20 September 2019, Lima, Peru – Yesterday the members of the World Fair Trade Organization (WFTO) from across the world met in Peru and voted to update its principles. While protecting the environment has always been one of the 10 principles of Fair Trade, the movement today voted to rename this principle ‘Climate Crisis and Protecting our Planet’.

The new principle will redouble efforts to reduce CO2 emission, promote sustainable production and eliminate waste and plastics. The resolution passed with significant support from across the global Fair Trade community (WFTO membership), which explicitly recognised:

‘the climate crisis will result in famines, migrations and wars and that the effects of global warming could negate or overwhelm all the efforts of the Fair Trade movement to improve the lot of the poor’.

The resolution also recognised feedback from southern countries that reducing the use of plastics is an especially important issue in some countries. Critically, the Fair Trade movement sees its mission as inherently linked with the struggle to protect our planet. During the General Meeting of the World Fair Trade Organization, the membership also stood in support of the climate strike taking place around the world today, with the membership chanting: “climate strike” in solidarity. A short video can be viewed on the WFTO Facebook account (see here).
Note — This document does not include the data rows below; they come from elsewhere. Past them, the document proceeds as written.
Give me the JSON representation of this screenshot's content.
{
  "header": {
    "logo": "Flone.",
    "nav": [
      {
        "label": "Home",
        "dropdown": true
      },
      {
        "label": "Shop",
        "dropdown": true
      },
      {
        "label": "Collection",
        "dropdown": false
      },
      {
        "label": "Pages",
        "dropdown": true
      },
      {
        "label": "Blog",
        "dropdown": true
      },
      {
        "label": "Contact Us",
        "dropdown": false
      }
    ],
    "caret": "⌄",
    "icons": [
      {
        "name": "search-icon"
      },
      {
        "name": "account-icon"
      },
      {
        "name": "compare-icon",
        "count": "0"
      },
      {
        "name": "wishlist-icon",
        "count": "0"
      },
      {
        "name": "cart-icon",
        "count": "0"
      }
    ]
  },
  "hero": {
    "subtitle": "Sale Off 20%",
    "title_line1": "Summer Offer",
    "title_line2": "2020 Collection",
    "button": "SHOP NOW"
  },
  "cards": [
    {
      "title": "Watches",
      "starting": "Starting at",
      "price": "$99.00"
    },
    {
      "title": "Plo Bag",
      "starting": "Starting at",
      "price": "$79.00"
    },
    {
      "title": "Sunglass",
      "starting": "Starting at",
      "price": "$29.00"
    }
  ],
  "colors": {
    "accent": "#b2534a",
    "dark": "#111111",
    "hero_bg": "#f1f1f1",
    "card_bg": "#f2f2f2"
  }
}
“Workers and farmers, artisans and consumers stand in solidarity to fight the climate crisis. Fair Trade Enterprises across the globe will step-up efforts to rethink product design, production and packaging. So many of us are already investing in solar energy, embracing organic agriculture, promoting natural fibers, and pioneering upcycling and recycling. We show how people and planet can be put first by businesses,” said the newly-elected WFTO President Roopa Mehta.

 “The economy of extraction and exploitation is killing our soils and rivers, our forests and oceans. This hits the poorest most. The business models driving this outdated economy are already being challenged by Fair Trade Enterprises in over 70 countries. When a business is embedded in its community, it naturally protects the ecology it relies on. Fair Trade Enterprises are showing that putting people and planet first is both viable and desirable.” - Erinch Sahan, chief executive of WFTO.

This is a milestone decision for the global community of Fair Trade Enterprises. The new principle will require Fair Trade Enterprises to invest resources to adopt the required sustainability measures.

“All businesses need a healthy planet. As Fair Trade Enterprises, we are already replacing outdated and destructive business models. This might be difficult at the beginning but investing in nature is what consumers, producers and our communities are calling for. Our existence depends it.” said Swapan Das of Prokritee, a Fair Trade Enterprise in Bangladesh.

Get a copy of the press release here.

Background info:

10 Principles of Fair Trade
The 10 Principles of Fair Trade specify the ways that Fair Trade Enterprises are set up and behave to ensure they put people and planet first. The WFTO carries out verification and monitoring to ensure these principles are upheld. Read more here.

About WFTO
The World Fair Trade Organization is the global community and verifier of social enterprises that fully practice Fair Trade. These Fair Trade Enterprises are the mission-led businesses whose business models are designed for impact.

WFTO members impact 1m livelihoods, 74% of whom are women.  These enterprises transform local communities, pioneer upcycling, empower women, champion refugee rights and practice organic farming. Their impact goes far and wide and the WFTO is their global community.

The 412 members spread in 76 countries. They support and trade with each other, speak up collectively, meet regularly and collaborate at trade fairs. It's a movement, a community, and an idea.